There’s a very large crabapple tree in my backyard that produces beautiful red apples in September.Usually, the apples fall to the ground creating a mess that attracts wasp, but this year I broke out the extension ladder and picked about 25 pounds of fruit. Almost getting stuck on my garage roof aside, picking my own tree and turning into preserves that I’ll use over the next several months has been very satisfying!
Crabapples are very high in pectin which resulted in using much more water than regular applesauce recipes call for. I also wanted to make unsweetened sauce, but after tasting my first batch, I decided it’s more palatable to add a sweetener.
By the third batch I had the technique down; it turned out so well, I’m tempted to risk getting stuck on the garage again to pick more apples and make more sauce. This will definitely be something I make in future preserving seasons.
Crabapples – about 1 lb. per pint jar (450 g per 500 mL jar)
Water – enough to cover the crabapples
Sugar – depending on your taste, 1/8 cup to 1 cup per pint jar
Optional addition to each jar:
1 cinnamon stick or
1 whole star anise or
1/2 a vanilla bean pod, seeds scraped out and saved for something else
Prepare mason jars and have hot for packing sauce. Have sealable lids ready in hot water.
Rinse apples and trim off stems and bottom. No need to peel or core them.
Bring apples, water and sugar to a boil in a large pot over medium-high heat, stirring periodically to avoid burning. Reduce heat to simmer and cook until apples start to become mushy. Mash with a potato masher until it reaches a fairly smooth consistency. You may pass the mixture through a food mill or pack it as is.

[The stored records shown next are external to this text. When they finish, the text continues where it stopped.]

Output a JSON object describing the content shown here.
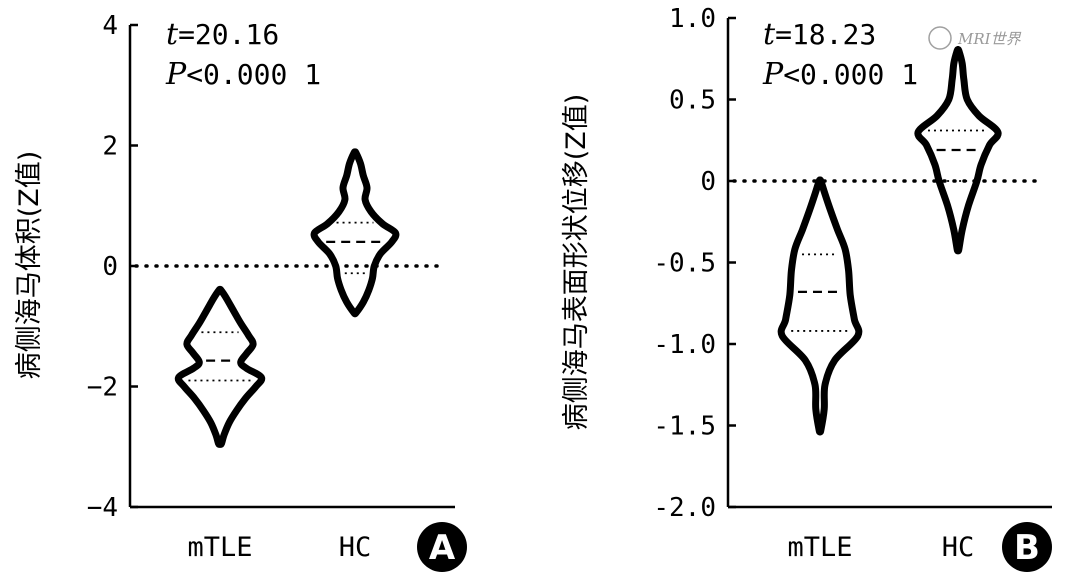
{
  "watermark": "MRI世界",
  "colors": {
    "line": "#000000",
    "badge": "#000000",
    "badge_text": "#ffffff"
  },
  "chart_data": [
    {
      "panel": "A",
      "type": "violin",
      "ylabel": "病侧海马体积(Z值)",
      "ylim": [
        -4,
        4
      ],
      "yticks": [
        "4",
        "2",
        "0",
        "−2",
        "−4"
      ],
      "ytick_values": [
        4,
        2,
        0,
        -2,
        -4
      ],
      "categories": [
        "mTLE",
        "HC"
      ],
      "stat_line1_prefix": "t",
      "stat_line1_rest": "=20.16",
      "stat_line2_prefix": "P",
      "stat_line2_rest": "<0.000 1",
      "reference_line": 0,
      "groups": [
        {
          "name": "mTLE",
          "min": -2.95,
          "max": -0.4,
          "q1": -1.9,
          "median": -1.57,
          "q3": -1.1,
          "profile": [
            [
              -2.95,
              0.03
            ],
            [
              -2.8,
              0.09
            ],
            [
              -2.6,
              0.2
            ],
            [
              -2.4,
              0.36
            ],
            [
              -2.2,
              0.55
            ],
            [
              -2.0,
              0.78
            ],
            [
              -1.85,
              0.9
            ],
            [
              -1.7,
              0.58
            ],
            [
              -1.6,
              0.45
            ],
            [
              -1.45,
              0.58
            ],
            [
              -1.3,
              0.72
            ],
            [
              -1.15,
              0.62
            ],
            [
              -0.95,
              0.45
            ],
            [
              -0.75,
              0.3
            ],
            [
              -0.55,
              0.15
            ],
            [
              -0.4,
              0.02
            ]
          ]
        },
        {
          "name": "HC",
          "min": -0.78,
          "max": 1.88,
          "q1": -0.12,
          "median": 0.4,
          "q3": 0.72,
          "profile": [
            [
              -0.78,
              0.02
            ],
            [
              -0.6,
              0.18
            ],
            [
              -0.4,
              0.3
            ],
            [
              -0.2,
              0.38
            ],
            [
              0.0,
              0.42
            ],
            [
              0.2,
              0.55
            ],
            [
              0.4,
              0.8
            ],
            [
              0.55,
              0.88
            ],
            [
              0.7,
              0.6
            ],
            [
              0.9,
              0.35
            ],
            [
              1.1,
              0.22
            ],
            [
              1.3,
              0.26
            ],
            [
              1.5,
              0.18
            ],
            [
              1.7,
              0.12
            ],
            [
              1.88,
              0.02
            ]
          ]
        }
      ]
    },
    {
      "panel": "B",
      "type": "violin",
      "ylabel": "病侧海马表面形状位移(Z值)",
      "ylim": [
        -2.0,
        1.0
      ],
      "yticks": [
        "1.0",
        "0.5",
        "0",
        "-0.5",
        "-1.0",
        "-1.5",
        "-2.0"
      ],
      "ytick_values": [
        1.0,
        0.5,
        0,
        -0.5,
        -1.0,
        -1.5,
        -2.0
      ],
      "categories": [
        "mTLE",
        "HC"
      ],
      "stat_line1_prefix": "t",
      "stat_line1_rest": "=18.23",
      "stat_line2_prefix": "P",
      "stat_line2_rest": "<0.000 1",
      "reference_line": 0,
      "groups": [
        {
          "name": "mTLE",
          "min": -1.53,
          "max": 0.0,
          "q1": -0.92,
          "median": -0.68,
          "q3": -0.45,
          "profile": [
            [
              -1.53,
              0.02
            ],
            [
              -1.4,
              0.1
            ],
            [
              -1.25,
              0.12
            ],
            [
              -1.1,
              0.35
            ],
            [
              -0.95,
              0.9
            ],
            [
              -0.85,
              0.82
            ],
            [
              -0.7,
              0.72
            ],
            [
              -0.55,
              0.68
            ],
            [
              -0.42,
              0.6
            ],
            [
              -0.3,
              0.42
            ],
            [
              -0.18,
              0.25
            ],
            [
              -0.08,
              0.12
            ],
            [
              0.0,
              0.02
            ]
          ]
        },
        {
          "name": "HC",
          "min": -0.42,
          "max": 0.8,
          "q1": 0.0,
          "median": 0.19,
          "q3": 0.31,
          "profile": [
            [
              -0.42,
              0.02
            ],
            [
              -0.3,
              0.1
            ],
            [
              -0.15,
              0.25
            ],
            [
              0.0,
              0.45
            ],
            [
              0.1,
              0.55
            ],
            [
              0.22,
              0.75
            ],
            [
              0.3,
              0.95
            ],
            [
              0.4,
              0.5
            ],
            [
              0.5,
              0.22
            ],
            [
              0.62,
              0.14
            ],
            [
              0.72,
              0.1
            ],
            [
              0.8,
              0.02
            ]
          ]
        }
      ]
    }
  ]
}
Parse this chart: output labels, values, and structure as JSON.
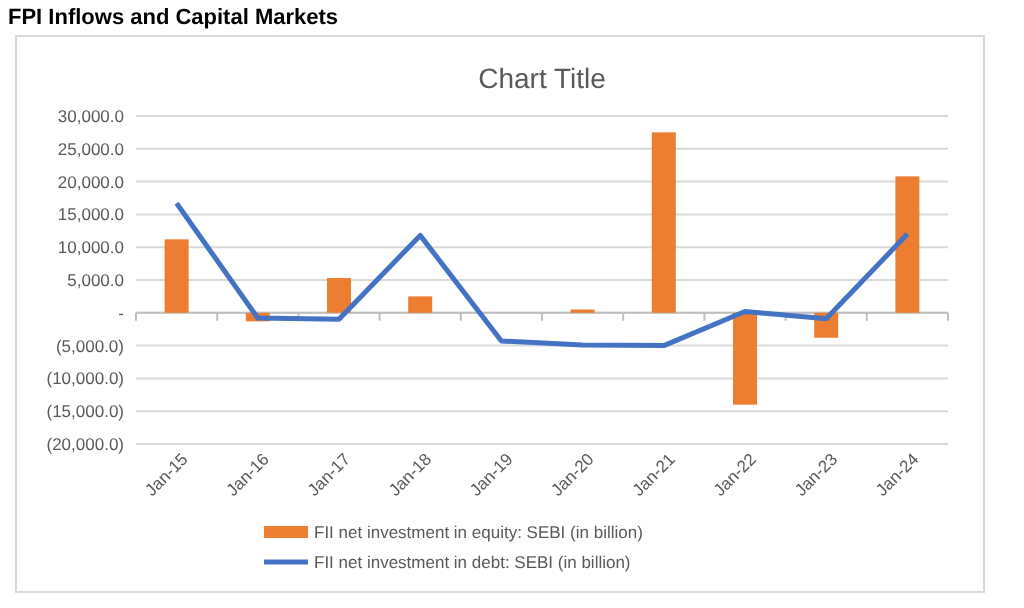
{
  "chart_data": {
    "type": "bar",
    "title": "Chart Title",
    "subtitle": "FPI Inflows and Capital Markets",
    "categories": [
      "Jan-15",
      "Jan-16",
      "Jan-17",
      "Jan-18",
      "Jan-19",
      "Jan-20",
      "Jan-21",
      "Jan-22",
      "Jan-23",
      "Jan-24"
    ],
    "series": [
      {
        "name": "FII net investment in equity: SEBI (in billion)",
        "color": "#ed7d31",
        "values": [
          11200,
          -1300,
          5300,
          2500,
          0,
          500,
          27500,
          -14000,
          -3800,
          20800
        ]
      },
      {
        "name": "FII net investment in debt: SEBI (in billion)",
        "type": "line",
        "color": "#4472c4",
        "values": [
          16700,
          -800,
          -1000,
          11800,
          -4300,
          -4900,
          -5000,
          200,
          -900,
          12000
        ]
      }
    ],
    "ylim": [
      -20000,
      30000
    ],
    "yticks": [
      {
        "value": -20000,
        "label": "(20,000.0)"
      },
      {
        "value": -15000,
        "label": "(15,000.0)"
      },
      {
        "value": -10000,
        "label": "(10,000.0)"
      },
      {
        "value": -5000,
        "label": "(5,000.0)"
      },
      {
        "value": 0,
        "label": "-"
      },
      {
        "value": 5000,
        "label": "5,000.0"
      },
      {
        "value": 10000,
        "label": "10,000.0"
      },
      {
        "value": 15000,
        "label": "15,000.0"
      },
      {
        "value": 20000,
        "label": "20,000.0"
      },
      {
        "value": 25000,
        "label": "25,000.0"
      },
      {
        "value": 30000,
        "label": "30,000.0"
      }
    ],
    "grid": "y",
    "legend": "bottom",
    "marker": "none"
  }
}
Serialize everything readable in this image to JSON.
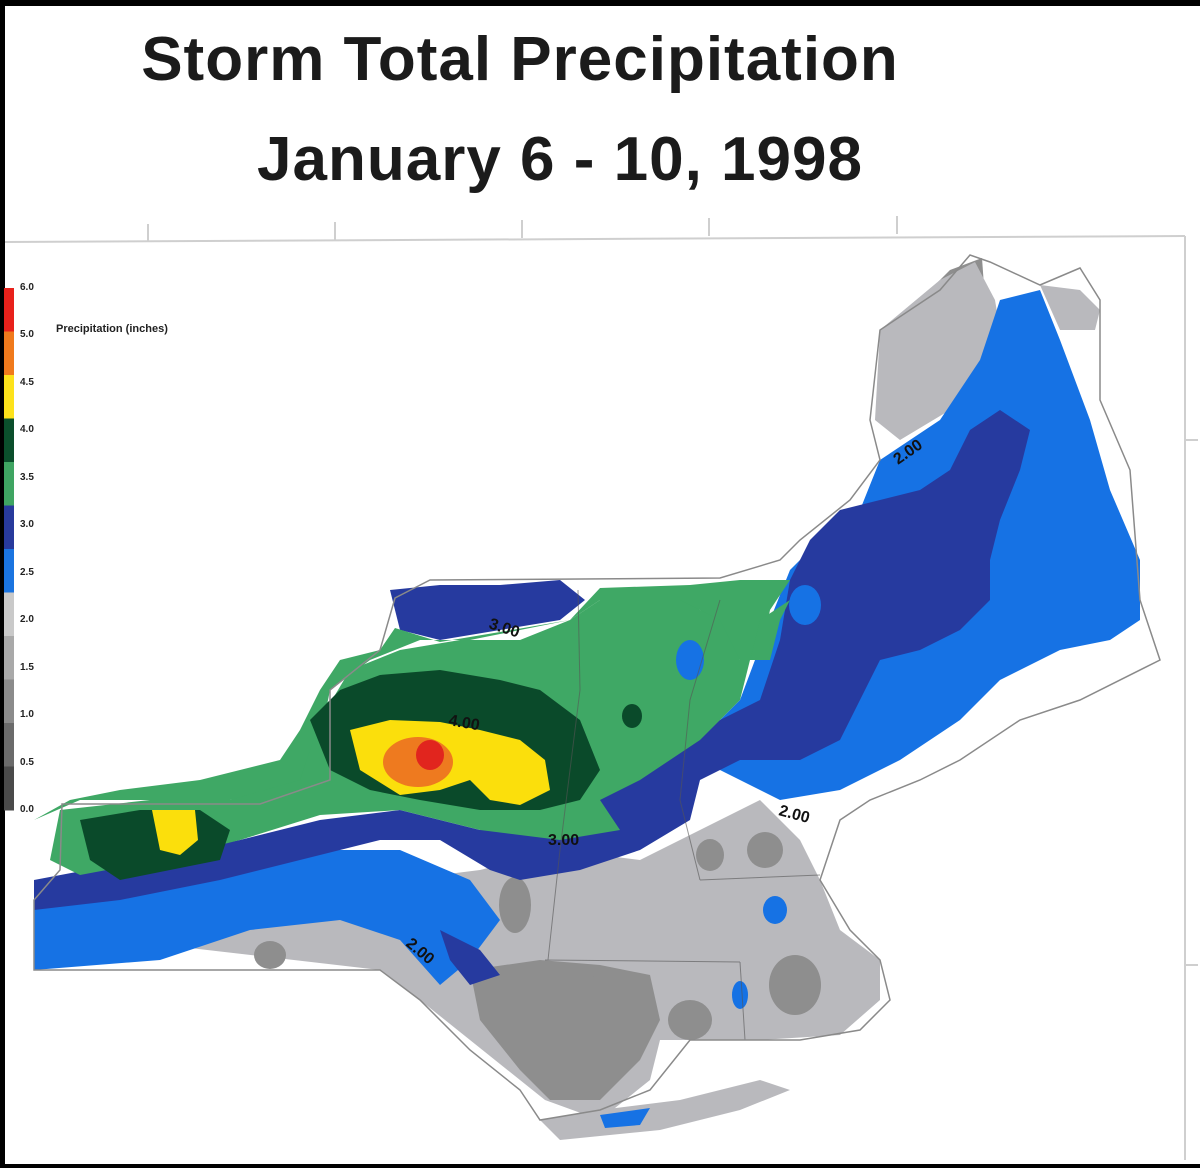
{
  "title_line1": "Storm Total Precipitation",
  "title_line2": "January 6 - 10, 1998",
  "legend": {
    "title": "Precipitation (inches)",
    "labels": [
      "6.0",
      "5.0",
      "4.5",
      "4.0",
      "3.5",
      "3.0",
      "2.5",
      "2.0",
      "1.5",
      "1.0",
      "0.5",
      "0.0"
    ],
    "colors": [
      "#e8211b",
      "#f07a1c",
      "#fde21b",
      "#0b4f2c",
      "#3fa562",
      "#283a9c",
      "#1a74e0",
      "#c9c9c9",
      "#a9a9a9",
      "#8b8b8b",
      "#6b6b6b",
      "#4a4a4a"
    ]
  },
  "contour_labels": [
    "3.00",
    "4.00",
    "3.00",
    "2.00",
    "2.00",
    "2.00"
  ],
  "colors": {
    "background": "#ffffff",
    "land_outline": "#8a8a8a",
    "dark_gray": "#8e8e8e",
    "gray": "#b9b9bd",
    "light_blue": "#1672e4",
    "dark_blue": "#263a9f",
    "light_green": "#3fa865",
    "dark_green": "#0a4a2a",
    "yellow": "#fbdf0c",
    "orange": "#ee7a1f",
    "red": "#e1251e"
  }
}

Pack in prepared jars (with additions you’d like to make) and process in a water bath as per the National Center for Home Food Preservation.
Note: you can also package and freeze the sauce if you have the freezer space.
I’m thinking this sauce will be good for The Best Muffins, served with pork chops or turkey, or reduced and swirled into a cheesecake. There are many possibilities!